Barn Owls Are Very Unique Birds
Did You Know That .....
- Owls eyes can not move within their eye sockets so they have to move their entire head when looking at something.
- An owl can turn its head an amazing 270° so that they can change their field of vision without moving their entire body.
- Owls ears are not positioned in the same place on both sides of its head. This helps the birds pin-point their prey by providing a kind of binocular like hearing. By tilting it head an owl can pinpoint the location of its prey by hearing alone.
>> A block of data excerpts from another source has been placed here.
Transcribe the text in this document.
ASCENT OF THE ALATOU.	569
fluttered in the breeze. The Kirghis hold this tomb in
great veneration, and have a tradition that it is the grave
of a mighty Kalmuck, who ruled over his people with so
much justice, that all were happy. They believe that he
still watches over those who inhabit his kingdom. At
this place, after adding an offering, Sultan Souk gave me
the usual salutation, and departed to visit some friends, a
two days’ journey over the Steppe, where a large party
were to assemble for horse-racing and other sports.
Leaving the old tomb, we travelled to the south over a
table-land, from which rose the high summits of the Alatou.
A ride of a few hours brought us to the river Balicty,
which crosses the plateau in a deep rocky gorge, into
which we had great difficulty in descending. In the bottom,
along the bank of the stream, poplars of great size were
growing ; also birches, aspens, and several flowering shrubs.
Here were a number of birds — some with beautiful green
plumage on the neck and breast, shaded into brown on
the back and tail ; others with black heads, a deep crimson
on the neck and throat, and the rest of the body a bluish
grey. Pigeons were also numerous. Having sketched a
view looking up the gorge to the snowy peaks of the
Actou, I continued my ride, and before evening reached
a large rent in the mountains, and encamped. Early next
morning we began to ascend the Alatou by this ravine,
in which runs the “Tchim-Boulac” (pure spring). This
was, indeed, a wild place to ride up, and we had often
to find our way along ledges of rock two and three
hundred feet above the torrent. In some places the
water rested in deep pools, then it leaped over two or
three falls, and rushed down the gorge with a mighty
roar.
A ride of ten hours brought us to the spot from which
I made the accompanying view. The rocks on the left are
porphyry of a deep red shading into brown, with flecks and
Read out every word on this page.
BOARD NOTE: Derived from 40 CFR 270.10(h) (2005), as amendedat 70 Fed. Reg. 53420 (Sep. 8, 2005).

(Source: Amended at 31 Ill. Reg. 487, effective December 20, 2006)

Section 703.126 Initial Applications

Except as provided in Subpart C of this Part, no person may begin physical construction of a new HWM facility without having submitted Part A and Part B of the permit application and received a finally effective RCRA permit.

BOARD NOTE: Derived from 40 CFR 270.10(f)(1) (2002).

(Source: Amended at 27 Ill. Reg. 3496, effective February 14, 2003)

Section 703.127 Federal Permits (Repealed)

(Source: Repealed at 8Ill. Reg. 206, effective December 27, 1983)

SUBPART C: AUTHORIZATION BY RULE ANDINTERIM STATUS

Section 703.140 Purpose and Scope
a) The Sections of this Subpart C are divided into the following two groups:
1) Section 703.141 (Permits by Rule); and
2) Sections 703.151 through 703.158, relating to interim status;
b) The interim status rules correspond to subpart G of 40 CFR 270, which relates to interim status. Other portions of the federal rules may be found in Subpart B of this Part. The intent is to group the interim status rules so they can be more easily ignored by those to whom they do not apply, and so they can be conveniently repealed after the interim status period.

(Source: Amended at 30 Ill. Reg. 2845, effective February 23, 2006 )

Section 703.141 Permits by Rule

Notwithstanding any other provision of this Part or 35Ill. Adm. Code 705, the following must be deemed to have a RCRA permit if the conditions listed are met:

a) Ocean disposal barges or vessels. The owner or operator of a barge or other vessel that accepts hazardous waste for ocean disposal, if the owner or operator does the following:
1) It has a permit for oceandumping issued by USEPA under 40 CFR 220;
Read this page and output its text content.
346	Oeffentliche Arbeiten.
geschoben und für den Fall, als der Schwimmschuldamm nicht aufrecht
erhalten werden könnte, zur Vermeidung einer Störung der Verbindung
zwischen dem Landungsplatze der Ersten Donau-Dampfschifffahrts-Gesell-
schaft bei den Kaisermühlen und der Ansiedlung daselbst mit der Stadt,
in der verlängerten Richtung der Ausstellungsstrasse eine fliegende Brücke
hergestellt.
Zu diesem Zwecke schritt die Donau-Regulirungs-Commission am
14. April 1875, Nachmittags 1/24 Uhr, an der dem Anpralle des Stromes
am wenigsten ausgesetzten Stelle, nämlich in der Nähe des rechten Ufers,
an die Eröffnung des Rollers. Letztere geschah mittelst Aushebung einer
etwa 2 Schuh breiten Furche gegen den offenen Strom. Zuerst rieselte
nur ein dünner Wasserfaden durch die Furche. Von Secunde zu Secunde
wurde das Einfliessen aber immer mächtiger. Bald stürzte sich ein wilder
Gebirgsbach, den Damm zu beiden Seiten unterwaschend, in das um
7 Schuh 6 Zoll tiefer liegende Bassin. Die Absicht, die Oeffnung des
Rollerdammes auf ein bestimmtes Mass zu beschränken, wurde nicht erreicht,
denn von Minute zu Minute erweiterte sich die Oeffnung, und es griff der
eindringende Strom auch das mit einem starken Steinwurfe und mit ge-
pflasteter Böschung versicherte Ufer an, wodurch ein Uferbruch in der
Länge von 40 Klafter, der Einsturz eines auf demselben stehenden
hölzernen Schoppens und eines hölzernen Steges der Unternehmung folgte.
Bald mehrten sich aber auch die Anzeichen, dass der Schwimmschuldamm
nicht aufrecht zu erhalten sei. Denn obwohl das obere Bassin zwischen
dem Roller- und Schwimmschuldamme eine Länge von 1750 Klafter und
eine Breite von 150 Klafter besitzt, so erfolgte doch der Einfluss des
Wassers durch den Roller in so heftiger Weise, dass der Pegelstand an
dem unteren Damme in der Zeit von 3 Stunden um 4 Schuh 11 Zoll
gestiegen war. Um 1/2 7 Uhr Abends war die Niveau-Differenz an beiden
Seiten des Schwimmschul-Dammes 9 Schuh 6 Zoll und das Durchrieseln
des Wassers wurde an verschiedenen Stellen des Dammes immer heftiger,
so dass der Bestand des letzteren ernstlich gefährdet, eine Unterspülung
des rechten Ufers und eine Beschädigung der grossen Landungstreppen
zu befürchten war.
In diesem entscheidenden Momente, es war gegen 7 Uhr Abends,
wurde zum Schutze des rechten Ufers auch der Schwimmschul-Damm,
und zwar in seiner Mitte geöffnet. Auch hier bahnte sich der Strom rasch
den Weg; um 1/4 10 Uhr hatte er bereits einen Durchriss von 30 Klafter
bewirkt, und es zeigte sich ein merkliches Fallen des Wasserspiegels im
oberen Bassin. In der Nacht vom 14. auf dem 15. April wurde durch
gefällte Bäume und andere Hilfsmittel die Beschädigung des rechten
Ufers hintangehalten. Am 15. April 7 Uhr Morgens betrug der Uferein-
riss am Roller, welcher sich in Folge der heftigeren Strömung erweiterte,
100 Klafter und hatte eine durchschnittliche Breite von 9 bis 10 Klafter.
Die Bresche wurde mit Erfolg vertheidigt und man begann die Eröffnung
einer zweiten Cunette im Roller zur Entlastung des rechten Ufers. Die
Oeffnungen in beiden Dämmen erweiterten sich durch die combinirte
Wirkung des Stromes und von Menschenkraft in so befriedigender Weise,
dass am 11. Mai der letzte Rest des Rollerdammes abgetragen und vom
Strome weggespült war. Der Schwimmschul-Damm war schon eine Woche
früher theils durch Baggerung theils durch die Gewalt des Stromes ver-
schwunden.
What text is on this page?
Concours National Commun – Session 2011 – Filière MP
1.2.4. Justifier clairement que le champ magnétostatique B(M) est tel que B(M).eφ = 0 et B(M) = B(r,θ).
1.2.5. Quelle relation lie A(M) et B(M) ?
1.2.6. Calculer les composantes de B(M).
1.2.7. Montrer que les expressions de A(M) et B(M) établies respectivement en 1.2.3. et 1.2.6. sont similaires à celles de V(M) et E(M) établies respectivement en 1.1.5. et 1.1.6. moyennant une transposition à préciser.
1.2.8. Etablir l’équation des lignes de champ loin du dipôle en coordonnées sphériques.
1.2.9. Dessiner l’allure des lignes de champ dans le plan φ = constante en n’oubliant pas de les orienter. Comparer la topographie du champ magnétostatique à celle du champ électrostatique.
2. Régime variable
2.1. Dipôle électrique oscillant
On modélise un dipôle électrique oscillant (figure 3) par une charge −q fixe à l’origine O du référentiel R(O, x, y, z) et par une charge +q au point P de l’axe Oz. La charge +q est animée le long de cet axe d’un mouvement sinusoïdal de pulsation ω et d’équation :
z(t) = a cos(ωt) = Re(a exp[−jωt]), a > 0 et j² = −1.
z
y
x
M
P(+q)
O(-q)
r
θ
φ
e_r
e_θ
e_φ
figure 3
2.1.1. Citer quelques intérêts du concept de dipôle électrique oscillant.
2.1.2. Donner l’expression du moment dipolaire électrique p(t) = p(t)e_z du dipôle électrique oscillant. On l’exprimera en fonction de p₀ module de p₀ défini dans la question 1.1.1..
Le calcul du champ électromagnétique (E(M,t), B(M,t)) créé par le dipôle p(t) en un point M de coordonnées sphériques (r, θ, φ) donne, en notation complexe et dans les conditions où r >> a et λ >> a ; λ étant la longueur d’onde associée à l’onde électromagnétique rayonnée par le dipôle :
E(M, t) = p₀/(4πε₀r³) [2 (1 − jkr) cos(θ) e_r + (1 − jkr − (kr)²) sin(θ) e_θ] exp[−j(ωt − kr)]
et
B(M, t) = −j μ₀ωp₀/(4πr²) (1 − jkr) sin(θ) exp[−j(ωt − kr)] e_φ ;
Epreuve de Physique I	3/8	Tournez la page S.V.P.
- Prey is usually killed with the talons or by biting the head. Prey is also swallowed whole, a habit which leads to the production of owl pellets.
Places To See Owls In North Carolina
- Western North Carolina Nature Center- Located in Asheville, Asheville North Carolina. The WNC Nature Center is a valuable resource for education on the wildlife and vegetation native to the region. On display are reptiles, amphibians, birds, raptors, owls, black bears and red wolves. The Nature Center is home to a wide variety of indigenous species and also cares for injured animals found in the wild.
- North Carolina Raptor Center- Is a non-profit center for the education, conservation and rehabilitation of raptors and birds of prey. They are located in Huntersville, NC.